Cela c’est vrai, je m’emporte t’un peu, mais je me corrigerai, je le faisais pour le mieux.
LÉANDRE.
Vous êtes un peu trop connue dans le quartier, il faut déloger.
ISABELLE.
Je ferai tout ce qu’il vous plaira, mon cher amant ; j’aurai bientôt déménagé, vous le savez.
LÉANDRE.
Je me charge de tout, puisque vous avez du comptant.
ISABELLE.
Volontiers. Je sortirai du quartier dès tout à l’heure, si vous l’avez pour agréable ; car j’ai donné rendez-vous à huit heures précises à ces deux vieillards, et j’aimerais tout autant qu’ils me trouvassent dénichée.
LÉANDRE.
Cela ne serait pas honnête, il faut les attendre chez vous, mais n’ouvrez pas.
ISABELLE.
Ah ! Mon cher amant, je crois bien qu’ils ne pourront jamais ouvrir ; n’ayez point d’inquiétude, car vous êtes un peu jaloux, et bien assurément vous avez grand tort.
LÉANDRE.
Je vais me déguiser, laissez-moi faire, et nous verrons beau jeu.
ISABELLE.
Ah ! Mon cher amant, ne les tuez pas.
LÉANDRE.
Moi, je ne tue personne ; mais je veux me venger de l’insolence qu’ils ont de vous faire des propositions déshonnêtes. Je rentre cheux nous, et je vous attends d’une attente admirable.
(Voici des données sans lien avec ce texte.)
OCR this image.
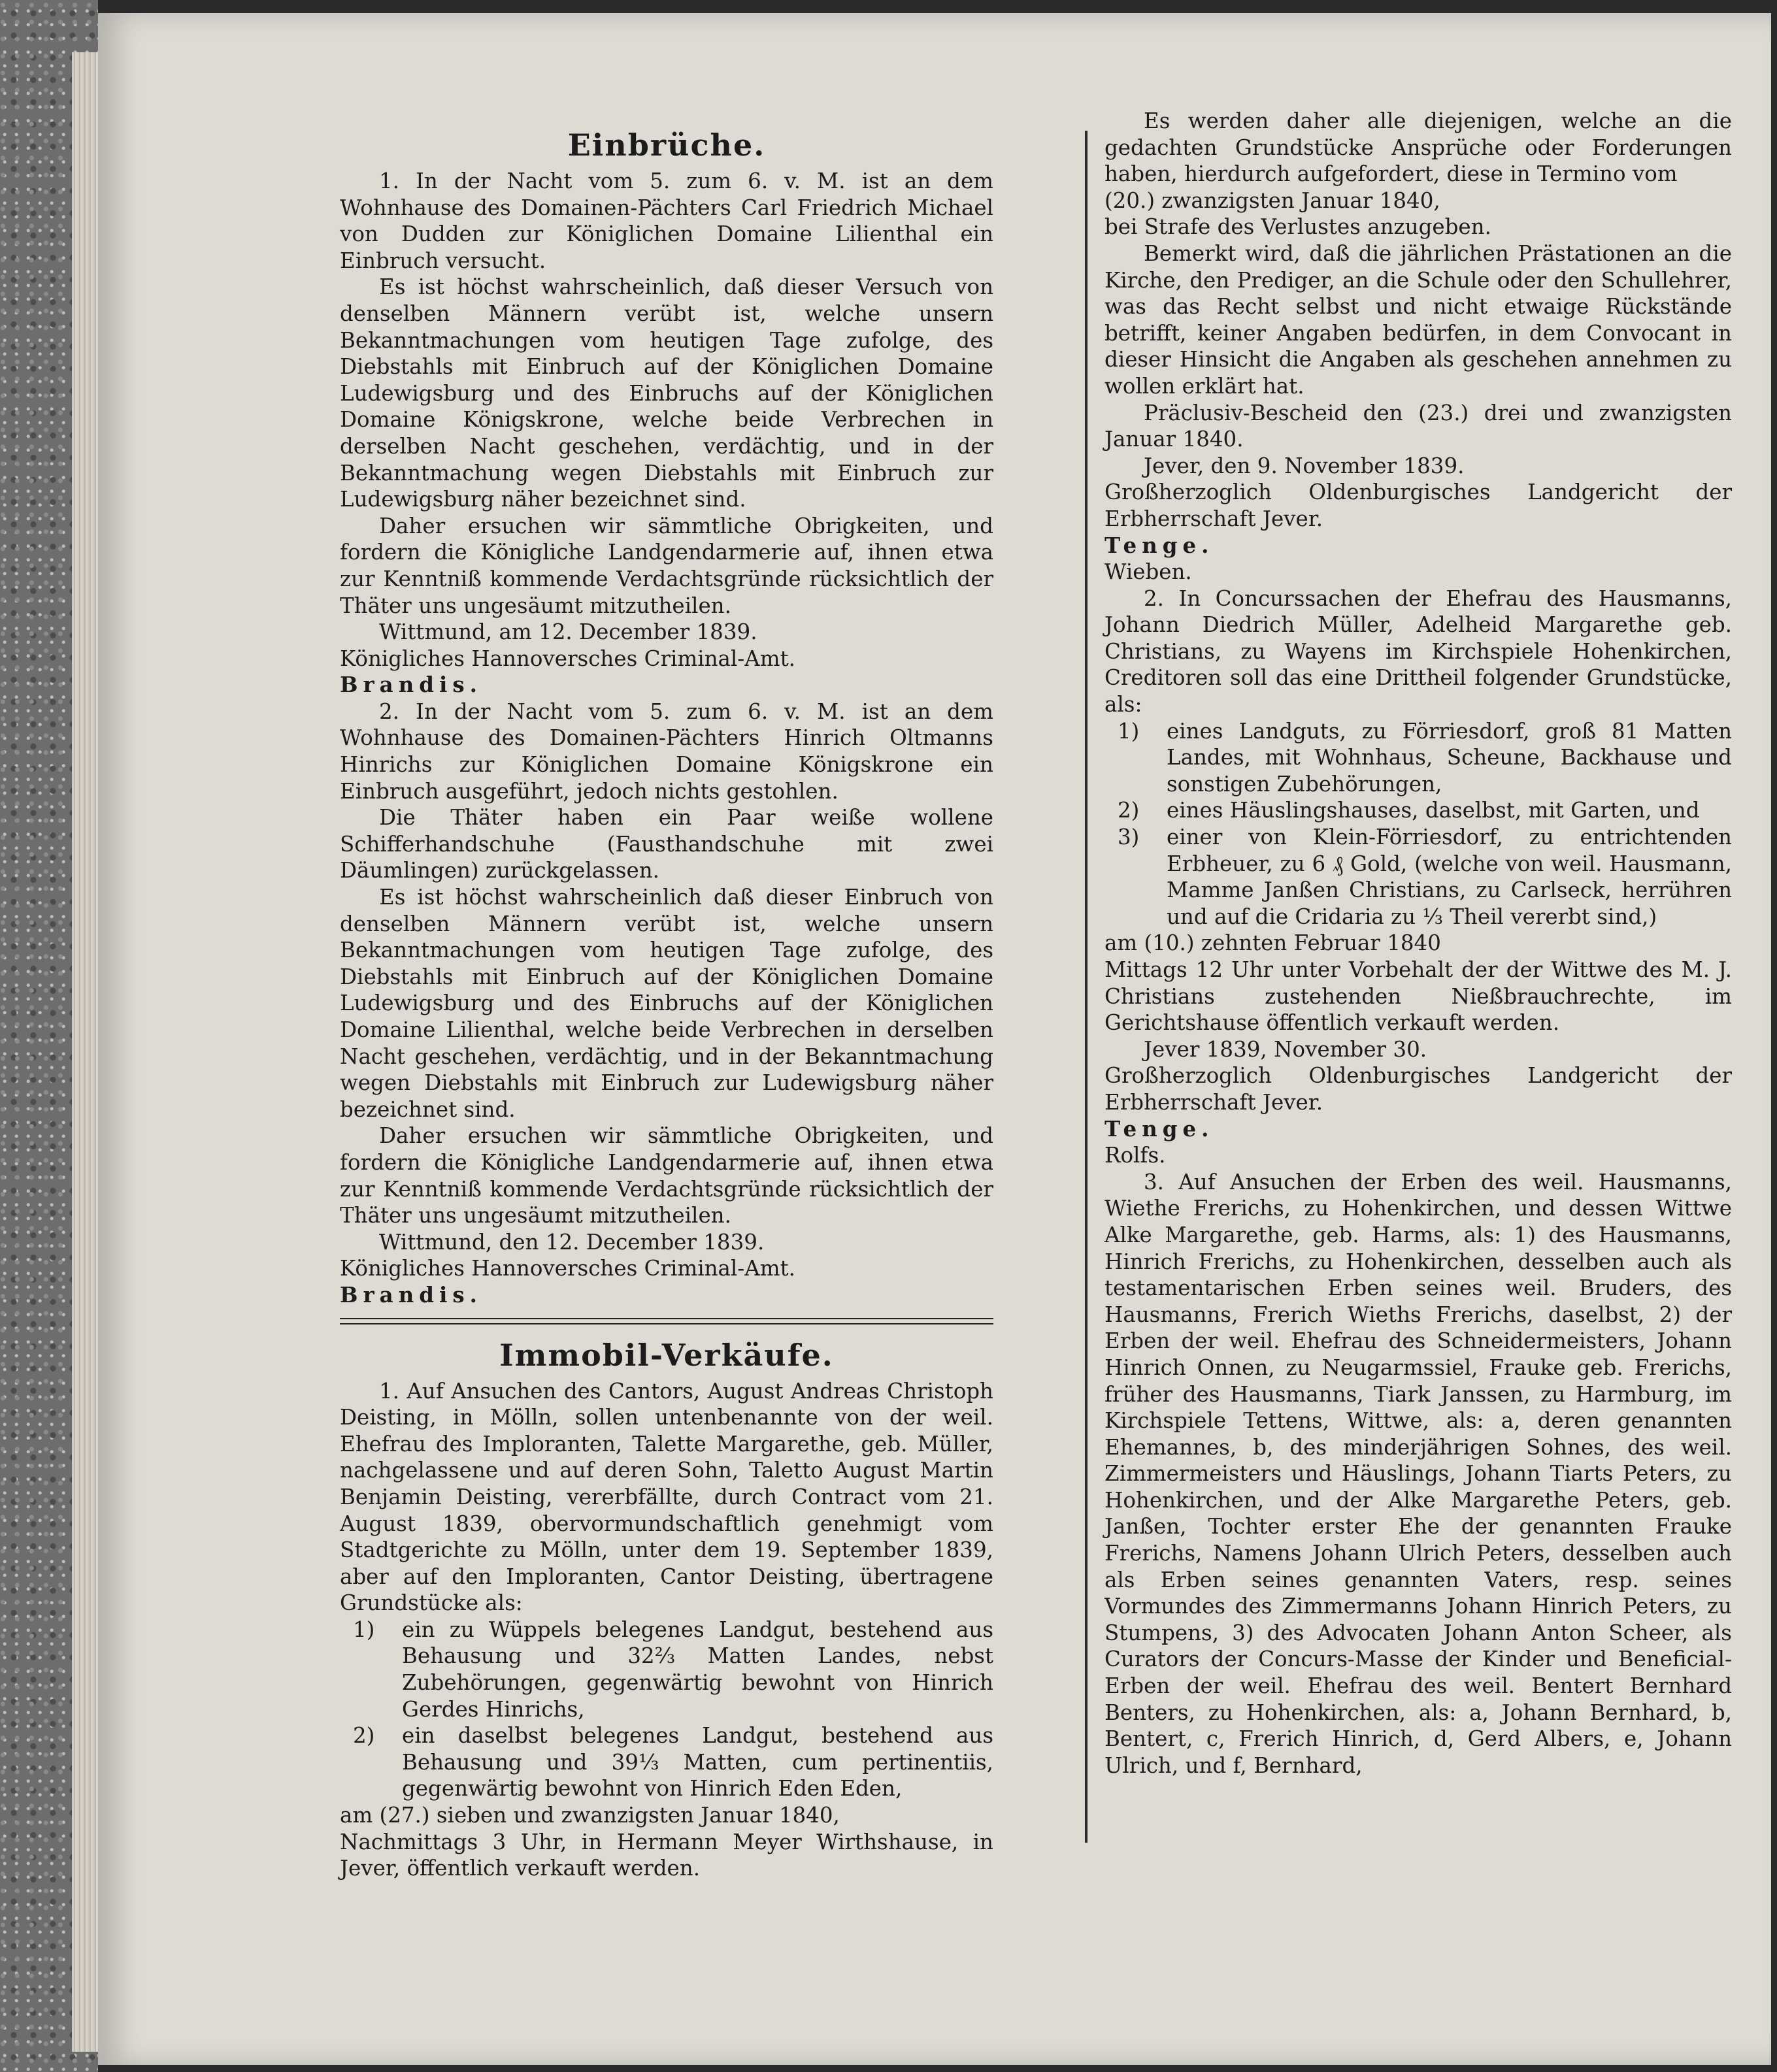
Einbrüche.

1. In der Nacht vom 5. zum 6. v. M. ist an dem Wohnhause des Domainen-Pächters Carl Friedrich Michael von Dudden zur Königlichen Domaine Lilienthal ein Einbruch versucht.

Es ist höchst wahrscheinlich, daß dieser Versuch von denselben Männern verübt ist, welche unsern Bekanntmachungen vom heutigen Tage zufolge, des Diebstahls mit Einbruch auf der Königlichen Domaine Ludewigsburg und des Einbruchs auf der Königlichen Domaine Königskrone, welche beide Verbrechen in derselben Nacht geschehen, verdächtig, und in der Bekanntmachung wegen Diebstahls mit Einbruch zur Ludewigsburg näher bezeichnet sind.

Daher ersuchen wir sämmtliche Obrigkeiten, und fordern die Königliche Landgendarmerie auf, ihnen etwa zur Kenntniß kommende Verdachtsgründe rücksichtlich der Thäter uns ungesäumt mitzutheilen.

Wittmund, am 12. December 1839.

Königliches Hannoversches Criminal-Amt.

Brandis.

2. In der Nacht vom 5. zum 6. v. M. ist an dem Wohnhause des Domainen-Pächters Hinrich Oltmanns Hinrichs zur Königlichen Domaine Königskrone ein Einbruch ausgeführt, jedoch nichts gestohlen.

Die Thäter haben ein Paar weiße wollene Schifferhandschuhe (Fausthandschuhe mit zwei Däumlingen) zurückgelassen.

Es ist höchst wahrscheinlich daß dieser Einbruch von denselben Männern verübt ist, welche unsern Bekanntmachungen vom heutigen Tage zufolge, des Diebstahls mit Einbruch auf der Königlichen Domaine Ludewigsburg und des Einbruchs auf der Königlichen Domaine Lilienthal, welche beide Verbrechen in derselben Nacht geschehen, verdächtig, und in der Bekanntmachung wegen Diebstahls mit Einbruch zur Ludewigsburg näher bezeichnet sind.

Daher ersuchen wir sämmtliche Obrigkeiten, und fordern die Königliche Landgendarmerie auf, ihnen etwa zur Kenntniß kommende Verdachtsgründe rücksichtlich der Thäter uns ungesäumt mitzutheilen.

Wittmund, den 12. December 1839.

Königliches Hannoversches Criminal-Amt.

Brandis.

Immobil-Verkäufe.

1. Auf Ansuchen des Cantors, August Andreas Christoph Deisting, in Mölln, sollen untenbenannte von der weil. Ehefrau des Imploranten, Talette Margarethe, geb. Müller, nachgelassene und auf deren Sohn, Taletto August Martin Benjamin Deisting, vererbfällte, durch Contract vom 21. August 1839, obervormundschaftlich genehmigt vom Stadtgerichte zu Mölln, unter dem 19. September 1839, aber auf den Imploranten, Cantor Deisting, übertragene Grundstücke als:

1) ein zu Wüppels belegenes Landgut, bestehend aus Behausung und 32⅔ Matten Landes, nebst Zubehörungen, gegenwärtig bewohnt von Hinrich Gerdes Hinrichs,
2) ein daselbst belegenes Landgut, bestehend aus Behausung und 39⅓ Matten, cum pertinentiis, gegenwärtig bewohnt von Hinrich Eden Eden,

am (27.) sieben und zwanzigsten Januar 1840,

Nachmittags 3 Uhr, in Hermann Meyer Wirthshause, in Jever, öffentlich verkauft werden.

Es werden daher alle diejenigen, welche an die gedachten Grundstücke Ansprüche oder Forderungen haben, hierdurch aufgefordert, diese in Termino vom

(20.) zwanzigsten Januar 1840,

bei Strafe des Verlustes anzugeben.

Bemerkt wird, daß die jährlichen Prästationen an die Kirche, den Prediger, an die Schule oder den Schullehrer, was das Recht selbst und nicht etwaige Rückstände betrifft, keiner Angaben bedürfen, in dem Convocant in dieser Hinsicht die Angaben als geschehen annehmen zu wollen erklärt hat.

Präclusiv-Bescheid den (23.) drei und zwanzigsten Januar 1840.

Jever, den 9. November 1839.

Großherzoglich Oldenburgisches Landgericht der Erbherrschaft Jever.

Tenge.

Wieben.

2. In Concurssachen der Ehefrau des Hausmanns, Johann Diedrich Müller, Adelheid Margarethe geb. Christians, zu Wayens im Kirchspiele Hohenkirchen, Creditoren soll das eine Drittheil folgender Grundstücke, als:

1) eines Landguts, zu Förriesdorf, groß 81 Matten Landes, mit Wohnhaus, Scheune, Backhause und sonstigen Zubehörungen,
2) eines Häuslingshauses, daselbst, mit Garten, und
3) einer von Klein-Förriesdorf, zu entrichtenden Erbheuer, zu 6 ₰ Gold, (welche von weil. Hausmann, Mamme Janßen Christians, zu Carlseck, herrühren und auf die Cridaria zu ⅓ Theil vererbt sind,)

am (10.) zehnten Februar 1840

Mittags 12 Uhr unter Vorbehalt der der Wittwe des M. J. Christians zustehenden Nießbrauchrechte, im Gerichtshause öffentlich verkauft werden.

Jever 1839, November 30.

Großherzoglich Oldenburgisches Landgericht der Erbherrschaft Jever.

Tenge.

Rolfs.

3. Auf Ansuchen der Erben des weil. Hausmanns, Wiethe Frerichs, zu Hohenkirchen, und dessen Wittwe Alke Margarethe, geb. Harms, als: 1) des Hausmanns, Hinrich Frerichs, zu Hohenkirchen, desselben auch als testamentarischen Erben seines weil. Bruders, des Hausmanns, Frerich Wieths Frerichs, daselbst, 2) der Erben der weil. Ehefrau des Schneidermeisters, Johann Hinrich Onnen, zu Neugarmssiel, Frauke geb. Frerichs, früher des Hausmanns, Tiark Janssen, zu Harmburg, im Kirchspiele Tettens, Wittwe, als: a, deren genannten Ehemannes, b, des minderjährigen Sohnes, des weil. Zimmermeisters und Häuslings, Johann Tiarts Peters, zu Hohenkirchen, und der Alke Margarethe Peters, geb. Janßen, Tochter erster Ehe der genannten Frauke Frerichs, Namens Johann Ulrich Peters, desselben auch als Erben seines genannten Vaters, resp. seines Vormundes des Zimmermanns Johann Hinrich Peters, zu Stumpens, 3) des Advocaten Johann Anton Scheer, als Curators der Concurs-Masse der Kinder und Beneficial-Erben der weil. Ehefrau des weil. Bentert Bernhard Benters, zu Hohenkirchen, als: a, Johann Bernhard, b, Bentert, c, Frerich Hinrich, d, Gerd Albers, e, Johann Ulrich, und f, Bernhard,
SCÈNE VIII. Cassandre, Villebrequin §
VILLEBREQUIN.
Voici l’heure, ou je me trompe fort.
CASSANDRE.
Quand il serait un peu plutôt, l’impatience fait toujours plaisir aux belles personnes. Frappons...
ISABELLE, dedans.
Qui va là ?
CASSANDRE et VILLEBREQUIN, en même temps.
C’est moi, charmante Isabelle...
ISABELLE, dedans.
Qui vous ?
CASSANDRE et VILLEBREQUIN, en même temps.
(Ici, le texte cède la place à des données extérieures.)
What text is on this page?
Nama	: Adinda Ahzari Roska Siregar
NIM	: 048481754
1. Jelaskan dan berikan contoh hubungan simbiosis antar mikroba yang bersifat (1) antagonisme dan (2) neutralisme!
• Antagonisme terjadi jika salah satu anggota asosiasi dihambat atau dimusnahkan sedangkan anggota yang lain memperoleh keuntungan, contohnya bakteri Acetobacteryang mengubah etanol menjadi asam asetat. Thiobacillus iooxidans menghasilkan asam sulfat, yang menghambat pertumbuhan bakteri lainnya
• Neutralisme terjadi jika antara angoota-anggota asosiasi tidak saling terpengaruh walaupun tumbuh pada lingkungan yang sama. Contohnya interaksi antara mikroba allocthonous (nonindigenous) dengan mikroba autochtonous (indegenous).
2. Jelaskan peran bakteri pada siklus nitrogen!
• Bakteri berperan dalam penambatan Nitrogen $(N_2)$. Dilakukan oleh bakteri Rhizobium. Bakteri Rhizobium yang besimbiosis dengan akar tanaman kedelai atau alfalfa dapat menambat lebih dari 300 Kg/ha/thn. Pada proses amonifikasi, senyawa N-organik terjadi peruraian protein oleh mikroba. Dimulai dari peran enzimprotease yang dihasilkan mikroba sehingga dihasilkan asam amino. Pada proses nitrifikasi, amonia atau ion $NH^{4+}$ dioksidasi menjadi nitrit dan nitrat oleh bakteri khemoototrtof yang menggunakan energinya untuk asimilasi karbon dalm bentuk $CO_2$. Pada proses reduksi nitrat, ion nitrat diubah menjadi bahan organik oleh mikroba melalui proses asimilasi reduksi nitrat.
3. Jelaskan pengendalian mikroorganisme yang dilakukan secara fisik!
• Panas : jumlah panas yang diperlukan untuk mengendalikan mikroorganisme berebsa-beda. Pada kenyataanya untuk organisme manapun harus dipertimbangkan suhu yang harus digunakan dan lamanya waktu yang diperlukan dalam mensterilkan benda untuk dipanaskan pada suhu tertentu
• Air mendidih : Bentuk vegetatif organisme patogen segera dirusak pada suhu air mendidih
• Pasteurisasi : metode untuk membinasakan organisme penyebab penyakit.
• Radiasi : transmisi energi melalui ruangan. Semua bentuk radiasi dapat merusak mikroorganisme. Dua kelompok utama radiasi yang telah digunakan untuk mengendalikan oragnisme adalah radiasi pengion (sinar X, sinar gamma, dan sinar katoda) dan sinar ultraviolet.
Vous ? Vous ? Oui, moi... moi.
CASSANDRE.
Allez, vous êtes un vieux fou.
VILLEBREQUIN.
C’est un bel amoureux qu’un galant de soixante-dix ans.
CASSANDRE.
Cela n’est pas vrai, je n’en aurai que soixante-huit, viennent les prunes. N’en avez-vous pas davantage ?
VILLEBREQUIN.
J’ai ce que j’ai, ce ne sont pas vos affaires.
CASSANDRE.
Mais que demandez-vous à cette porte ?
VILLEBREQUIN.
Qu’y demandez-vous, vous-même ?
CASSANDRE.
Je veux que vous vous en alliez.
VILLEBREQUIN.
Je ne m’en irai pas, et je vous chasserai.
CASSANDRE.
Tu me chasseras, vieux fou ?
VILLEBREQUIN.
Voyons donc cela, vieille patraque.
SCÈNE IX. Léandre et Gilles en archers du guet, Cassandre, Villebrequin. §
LÉANDRE.
Quel bruit est-ce que j’entends donc là ?
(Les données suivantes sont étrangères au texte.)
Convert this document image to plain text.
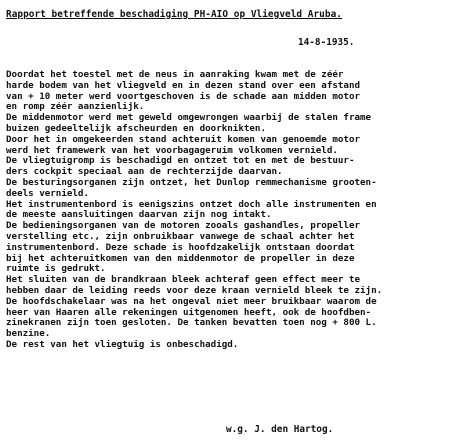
Rapport betreffende beschadiging PH-AIO op Vliegveld Aruba.
14-8-1935.
Doordat het toestel met de neus in aanraking kwam met de zéér
harde bodem van het vliegveld en in dezen stand over een afstand
van + 10 meter werd voortgeschoven is de schade aan midden motor
en romp zéér aanzienlijk.
De middenmotor werd met geweld omgewrongen waarbij de stalen frame
buizen gedeeltelijk afscheurden en doorknikten.
Door het in omgekeerden stand achteruit komen van genoemde motor
werd het framewerk van het voorbagageruim volkomen vernield.
De vliegtuigromp is beschadigd en ontzet tot en met de bestuur-
ders cockpit speciaal aan de rechterzijde daarvan.
De besturingsorganen zijn ontzet, het Dunlop remmechanisme grooten-
deels vernield.
Het instrumentenbord is eenigszins ontzet doch alle instrumenten en
de meeste aansluitingen daarvan zijn nog intakt.
De bedieningsorganen van de motoren zooals gashandles, propeller
verstelling etc., zijn onbruikbaar vanwege de schaal achter het
instrumentenbord. Deze schade is hoofdzakelijk ontstaan doordat
bij het achteruitkomen van den middenmotor de propeller in deze
ruimte is gedrukt.
Het sluiten van de brandkraan bleek achteraf geen effect meer te
hebben daar de leiding reeds voor deze kraan vernield bleek te zijn.
De hoofdschakelaar was na het ongeval niet meer bruikbaar waarom de
heer van Haaren alle rekeningen uitgenomen heeft, ook de hoofdben-
zinekranen zijn toen gesloten. De tanken bevatten toen nog + 800 L.
benzine.
De rest van het vliegtuig is onbeschadigd.
w.g. J. den Hartog.
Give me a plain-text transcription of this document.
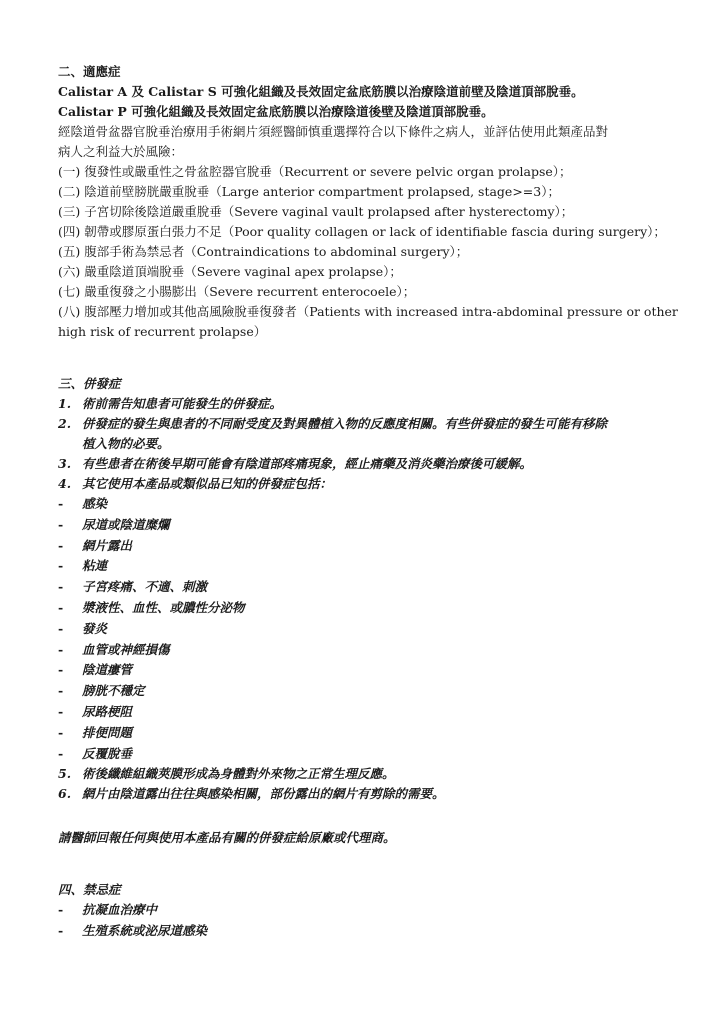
二、適應症
Calistar A 及 Calistar S 可強化組織及長效固定盆底筋膜以治療陰道前壁及陰道頂部脫垂。
Calistar P 可強化組織及長效固定盆底筋膜以治療陰道後壁及陰道頂部脫垂。
經陰道骨盆器官脫垂治療用手術網片須經醫師慎重選擇符合以下條件之病人，並評估使用此類產品對
病人之利益大於風險：
(一) 復發性或嚴重性之骨盆腔器官脫垂（Recurrent or severe pelvic organ prolapse）；
(二) 陰道前壁膀胱嚴重脫垂（Large anterior compartment prolapsed, stage>=3）；
(三) 子宮切除後陰道嚴重脫垂（Severe vaginal vault prolapsed after hysterectomy）；
(四) 韌帶或膠原蛋白張力不足（Poor quality collagen or lack of identifiable fascia during surgery）；
(五) 腹部手術為禁忌者（Contraindications to abdominal surgery）；
(六) 嚴重陰道頂端脫垂（Severe vaginal apex prolapse）；
(七) 嚴重復發之小腸膨出（Severe recurrent enterocoele）；
(八) 腹部壓力增加或其他高風險脫垂復發者（Patients with increased intra-abdominal pressure or other
high risk of recurrent prolapse）
三、併發症
1. 術前需告知患者可能發生的併發症。
2. 併發症的發生與患者的不同耐受度及對異體植入物的反應度相關。有些併發症的發生可能有移除
植入物的必要。
3. 有些患者在術後早期可能會有陰道部疼痛現象，經止痛藥及消炎藥治療後可緩解。
4. 其它使用本產品或類似品已知的併發症包括：
-	感染
-	尿道或陰道糜爛
-	網片露出
-	粘連
-	子宮疼痛、不適、刺激
-	漿液性、血性、或膿性分泌物
-	發炎
-	血管或神經損傷
-	陰道瘻管
-	膀胱不穩定
-	尿路梗阻
-	排便問題
-	反覆脫垂
5. 術後纖維組織莢膜形成為身體對外來物之正常生理反應。
6. 網片由陰道露出往往與感染相關，部份露出的網片有剪除的需要。
請醫師回報任何與使用本產品有關的併發症給原廠或代理商。
四、禁忌症
-	抗凝血治療中
-	生殖系統或泌尿道感染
CASSANDRE et VILLEBREQUIN, en même temps.
Ce n’est pas moi, c’est ce vieux fou... Monsieur, c’est lui qui a tort... Monsieur, je vous donnerai...
LÉANDRE.
Donnez toujours.
Monsieur, faites votre devoir.
SCÈNE X. §
LÉANDRE à Isabelle qui est dans sa maison.
Allez, Mademoiselle, descendez. Nous pouvons à présent trimer à loisir, et jouir du doux fruit de nos chastes amours.
SCÈNE XI, et dernière. Gilles, Cassandre, Vilebrequin. §
GILLES, les lâchant de la coulisse.
Allez, Messieurs, faites la paix, croyez-moi, je vais boire à votre santé. Voilà ce que c’est que de vouloir souper dehors.